En l’espèce, il apparaît équitable de ne pas condamner Monsieur [U] [M] [X] [R] et Madame [K] [J] [V] au paiement d’une indemnité procédurale. Chacune des parties est donc déboutée de sa demande au titre de l’article 700 du code de procédure civile.
4.3 Sur l’exécution provisoire :
L’article 515 du code de procédure civile autorise le juge à ordonner l’exécution par provision de sa décision chaque fois qu’il l’estime nécessaire et que cette mesure est compatible avec la nature de l’affaire et autorisée par la loi.

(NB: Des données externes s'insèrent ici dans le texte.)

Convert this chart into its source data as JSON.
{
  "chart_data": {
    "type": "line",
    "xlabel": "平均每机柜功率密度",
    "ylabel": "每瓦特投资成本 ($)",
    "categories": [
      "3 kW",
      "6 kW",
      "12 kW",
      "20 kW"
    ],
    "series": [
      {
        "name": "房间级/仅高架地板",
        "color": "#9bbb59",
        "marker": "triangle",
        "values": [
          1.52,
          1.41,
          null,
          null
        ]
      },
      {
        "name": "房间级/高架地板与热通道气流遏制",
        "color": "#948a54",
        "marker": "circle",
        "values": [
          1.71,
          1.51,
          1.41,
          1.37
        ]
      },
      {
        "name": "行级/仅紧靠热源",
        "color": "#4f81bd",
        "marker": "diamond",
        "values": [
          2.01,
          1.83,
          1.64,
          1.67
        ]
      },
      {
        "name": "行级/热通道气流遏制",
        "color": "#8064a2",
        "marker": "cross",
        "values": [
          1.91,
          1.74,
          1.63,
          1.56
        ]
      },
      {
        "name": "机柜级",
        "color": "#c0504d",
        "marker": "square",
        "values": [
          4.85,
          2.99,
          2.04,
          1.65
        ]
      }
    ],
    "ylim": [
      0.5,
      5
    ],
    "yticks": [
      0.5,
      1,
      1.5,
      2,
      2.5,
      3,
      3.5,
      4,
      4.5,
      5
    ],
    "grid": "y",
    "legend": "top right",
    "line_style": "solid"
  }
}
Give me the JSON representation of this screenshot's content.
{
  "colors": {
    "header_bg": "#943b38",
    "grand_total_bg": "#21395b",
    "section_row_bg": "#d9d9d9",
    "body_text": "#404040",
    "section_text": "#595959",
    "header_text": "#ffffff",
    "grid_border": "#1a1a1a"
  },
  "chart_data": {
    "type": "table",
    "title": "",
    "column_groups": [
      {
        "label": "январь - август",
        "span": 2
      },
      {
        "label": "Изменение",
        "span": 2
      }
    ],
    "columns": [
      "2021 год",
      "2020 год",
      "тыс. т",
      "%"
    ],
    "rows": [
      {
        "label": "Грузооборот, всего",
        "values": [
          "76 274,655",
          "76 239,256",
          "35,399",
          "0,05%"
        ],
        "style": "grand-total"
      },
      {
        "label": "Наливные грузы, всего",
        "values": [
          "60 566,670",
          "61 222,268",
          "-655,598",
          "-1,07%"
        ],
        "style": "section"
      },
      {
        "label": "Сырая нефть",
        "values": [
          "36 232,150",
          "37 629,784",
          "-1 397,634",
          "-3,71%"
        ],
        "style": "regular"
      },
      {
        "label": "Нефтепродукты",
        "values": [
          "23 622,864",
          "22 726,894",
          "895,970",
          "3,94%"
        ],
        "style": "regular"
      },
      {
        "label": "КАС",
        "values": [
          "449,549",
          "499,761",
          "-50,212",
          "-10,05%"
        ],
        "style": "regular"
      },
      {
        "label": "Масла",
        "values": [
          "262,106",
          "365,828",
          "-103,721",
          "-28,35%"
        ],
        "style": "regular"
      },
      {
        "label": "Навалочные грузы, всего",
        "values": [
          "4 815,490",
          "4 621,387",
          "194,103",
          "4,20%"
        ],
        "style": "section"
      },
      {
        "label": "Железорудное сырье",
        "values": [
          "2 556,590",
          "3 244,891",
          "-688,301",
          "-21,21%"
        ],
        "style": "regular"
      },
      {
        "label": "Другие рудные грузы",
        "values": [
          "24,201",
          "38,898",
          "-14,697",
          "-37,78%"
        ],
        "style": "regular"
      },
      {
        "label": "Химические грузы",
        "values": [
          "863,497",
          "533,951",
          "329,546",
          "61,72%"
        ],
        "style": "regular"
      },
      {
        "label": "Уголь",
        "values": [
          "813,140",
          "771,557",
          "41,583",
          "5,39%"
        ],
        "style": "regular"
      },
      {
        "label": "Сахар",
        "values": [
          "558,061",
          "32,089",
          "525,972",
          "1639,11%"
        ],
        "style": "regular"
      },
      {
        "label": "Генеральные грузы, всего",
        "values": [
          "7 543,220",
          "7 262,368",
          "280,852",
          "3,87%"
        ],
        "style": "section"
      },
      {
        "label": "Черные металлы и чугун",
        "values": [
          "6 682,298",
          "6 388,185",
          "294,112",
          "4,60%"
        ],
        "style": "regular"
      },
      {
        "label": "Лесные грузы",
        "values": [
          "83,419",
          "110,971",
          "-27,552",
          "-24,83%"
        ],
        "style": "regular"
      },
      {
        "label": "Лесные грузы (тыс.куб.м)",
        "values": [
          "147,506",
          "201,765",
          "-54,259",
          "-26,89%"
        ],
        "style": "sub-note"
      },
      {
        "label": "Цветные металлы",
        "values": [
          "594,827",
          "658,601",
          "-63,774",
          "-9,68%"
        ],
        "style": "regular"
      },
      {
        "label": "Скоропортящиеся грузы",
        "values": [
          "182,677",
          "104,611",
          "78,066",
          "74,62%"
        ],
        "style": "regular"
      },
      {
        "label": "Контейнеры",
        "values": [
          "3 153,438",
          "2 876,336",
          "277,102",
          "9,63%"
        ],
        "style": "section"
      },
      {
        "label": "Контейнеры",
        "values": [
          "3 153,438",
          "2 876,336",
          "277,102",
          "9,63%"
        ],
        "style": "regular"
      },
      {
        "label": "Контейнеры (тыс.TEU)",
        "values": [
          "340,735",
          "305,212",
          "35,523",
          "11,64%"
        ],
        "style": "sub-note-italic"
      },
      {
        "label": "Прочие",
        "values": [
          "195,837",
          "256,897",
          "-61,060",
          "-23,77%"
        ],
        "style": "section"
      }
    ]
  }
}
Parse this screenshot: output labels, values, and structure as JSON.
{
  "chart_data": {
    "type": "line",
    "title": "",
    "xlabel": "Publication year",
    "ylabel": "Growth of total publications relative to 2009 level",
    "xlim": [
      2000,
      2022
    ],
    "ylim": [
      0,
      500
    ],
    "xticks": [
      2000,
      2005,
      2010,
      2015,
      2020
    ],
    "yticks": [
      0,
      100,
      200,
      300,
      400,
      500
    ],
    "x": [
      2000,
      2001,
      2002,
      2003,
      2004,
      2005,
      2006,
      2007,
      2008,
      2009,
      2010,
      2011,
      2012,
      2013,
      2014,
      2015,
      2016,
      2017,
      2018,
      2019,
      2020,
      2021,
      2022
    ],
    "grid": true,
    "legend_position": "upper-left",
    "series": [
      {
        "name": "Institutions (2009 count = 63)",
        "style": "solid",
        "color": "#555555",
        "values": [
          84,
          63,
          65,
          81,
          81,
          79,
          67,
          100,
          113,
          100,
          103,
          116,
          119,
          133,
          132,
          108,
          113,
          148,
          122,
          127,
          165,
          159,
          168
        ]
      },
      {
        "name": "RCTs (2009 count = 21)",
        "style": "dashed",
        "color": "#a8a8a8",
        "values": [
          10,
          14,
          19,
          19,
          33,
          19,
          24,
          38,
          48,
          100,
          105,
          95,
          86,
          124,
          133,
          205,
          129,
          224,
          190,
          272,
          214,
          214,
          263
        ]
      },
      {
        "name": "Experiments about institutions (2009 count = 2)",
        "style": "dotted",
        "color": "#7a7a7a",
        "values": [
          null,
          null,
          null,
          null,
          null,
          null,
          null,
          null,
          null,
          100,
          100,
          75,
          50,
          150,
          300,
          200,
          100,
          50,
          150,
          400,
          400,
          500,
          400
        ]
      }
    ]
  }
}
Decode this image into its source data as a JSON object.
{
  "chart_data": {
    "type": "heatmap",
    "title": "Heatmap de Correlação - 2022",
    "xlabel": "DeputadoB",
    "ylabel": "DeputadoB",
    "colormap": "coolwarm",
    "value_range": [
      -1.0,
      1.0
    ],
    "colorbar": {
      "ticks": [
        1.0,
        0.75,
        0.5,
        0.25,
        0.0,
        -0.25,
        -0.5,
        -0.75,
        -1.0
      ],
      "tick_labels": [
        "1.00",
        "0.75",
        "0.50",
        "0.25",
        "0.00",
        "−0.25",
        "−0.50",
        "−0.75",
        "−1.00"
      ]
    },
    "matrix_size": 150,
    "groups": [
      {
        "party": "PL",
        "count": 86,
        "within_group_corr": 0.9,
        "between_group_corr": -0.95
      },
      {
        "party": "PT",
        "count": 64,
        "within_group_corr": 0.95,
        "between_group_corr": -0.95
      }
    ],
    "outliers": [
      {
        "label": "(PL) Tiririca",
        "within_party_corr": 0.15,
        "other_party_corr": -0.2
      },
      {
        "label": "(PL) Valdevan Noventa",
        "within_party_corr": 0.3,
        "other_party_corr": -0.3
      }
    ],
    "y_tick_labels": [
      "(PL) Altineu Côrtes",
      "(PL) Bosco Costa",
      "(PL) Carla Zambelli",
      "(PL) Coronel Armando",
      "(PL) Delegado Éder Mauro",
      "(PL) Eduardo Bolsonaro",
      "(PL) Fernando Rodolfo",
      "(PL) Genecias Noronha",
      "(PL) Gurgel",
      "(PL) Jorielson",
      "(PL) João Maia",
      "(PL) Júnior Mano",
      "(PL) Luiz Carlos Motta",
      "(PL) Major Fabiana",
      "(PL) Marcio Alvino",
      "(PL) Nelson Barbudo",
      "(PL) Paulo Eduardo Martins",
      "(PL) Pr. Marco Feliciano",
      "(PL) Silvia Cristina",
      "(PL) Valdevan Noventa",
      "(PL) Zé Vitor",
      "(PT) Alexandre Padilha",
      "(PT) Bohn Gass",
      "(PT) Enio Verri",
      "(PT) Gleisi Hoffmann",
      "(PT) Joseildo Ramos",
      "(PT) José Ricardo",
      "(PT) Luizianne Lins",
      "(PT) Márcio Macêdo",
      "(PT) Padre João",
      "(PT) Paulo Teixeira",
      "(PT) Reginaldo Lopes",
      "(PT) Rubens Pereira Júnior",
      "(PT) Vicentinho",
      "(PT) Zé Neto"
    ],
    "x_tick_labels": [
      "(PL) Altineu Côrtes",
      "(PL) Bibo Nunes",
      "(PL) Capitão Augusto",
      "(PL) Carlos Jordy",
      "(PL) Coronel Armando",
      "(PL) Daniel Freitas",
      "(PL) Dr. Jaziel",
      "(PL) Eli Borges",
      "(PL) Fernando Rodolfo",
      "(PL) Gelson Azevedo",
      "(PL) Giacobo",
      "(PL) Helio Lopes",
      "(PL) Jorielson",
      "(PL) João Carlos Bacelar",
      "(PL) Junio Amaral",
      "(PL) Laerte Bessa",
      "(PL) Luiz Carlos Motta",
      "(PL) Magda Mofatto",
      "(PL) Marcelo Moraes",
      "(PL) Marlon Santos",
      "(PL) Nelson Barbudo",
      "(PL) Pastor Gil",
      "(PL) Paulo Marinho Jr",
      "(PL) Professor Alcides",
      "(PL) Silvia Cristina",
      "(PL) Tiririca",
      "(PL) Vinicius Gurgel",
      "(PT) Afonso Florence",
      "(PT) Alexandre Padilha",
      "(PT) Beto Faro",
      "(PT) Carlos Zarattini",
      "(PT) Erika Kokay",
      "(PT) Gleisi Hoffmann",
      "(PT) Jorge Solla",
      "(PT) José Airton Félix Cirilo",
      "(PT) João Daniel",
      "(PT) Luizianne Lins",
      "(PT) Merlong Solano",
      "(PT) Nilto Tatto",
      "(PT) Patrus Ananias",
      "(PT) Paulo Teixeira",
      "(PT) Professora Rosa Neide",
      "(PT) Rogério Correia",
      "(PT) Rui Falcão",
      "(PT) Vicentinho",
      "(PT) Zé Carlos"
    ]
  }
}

En l’espèce, aucun motif ne conduit à écarter l’exécution provisoire de droit.
Le tribunal,
Déboute Madame [K] [J] [V] de sa demande d’annulation de l’assignation,
Déboute Madame [K] [J] [V] de sa demande de déclarer nulle et non avenue la déchéance du terme,
Condamne solidairement Monsieur [U] [M] [X] [R] et Madame [K] [J] [V] à payer à la Caisse Régionale de Crédit Agricole mutuel d’Aquitaine : :
– la somme de 220 846,89 euros, laquelle produira des intérêts au taux contractuel de 1,57%, à compter du 9 juin 2022, et ce, jusqu’à parfait paiement,
– la somme de 14 181,77 euros, laquelle produira des intérêts au taux contractuel de 0,95%, à compter du 9 juin 2022, et ce, jusqu’à parfait paiement,
Déboute la Caisse Régionale de Crédit Agricole mutuel d’Aquitaine de sa demande de capitalisation des intérêts,
Condamne solidairement Monsieur [U] [M] [X] [R] et Madame [K] [J] [V] aux entiers dépens de la présente instance, y compris ceux de la procédure d’exécution (article 695 du CPC) et rappelle que les frais occasionnés par les mesures conservatoires restant à la charge du ou des débiteurs conformément aux dispositions de l’article L512-2 du CPCE,
Déboute les parties de toutes leurs demandes fondées sur l’article 700 du code de procédure civile,
Déboute les parties de leurs demandes plus amples ou contraires,
Rappelle que l’exécution provisoire est de droit.
La présente décision est signée par Mme Angélique QUESNEL, Juge, et Isabelle SANCHEZ, Greffier.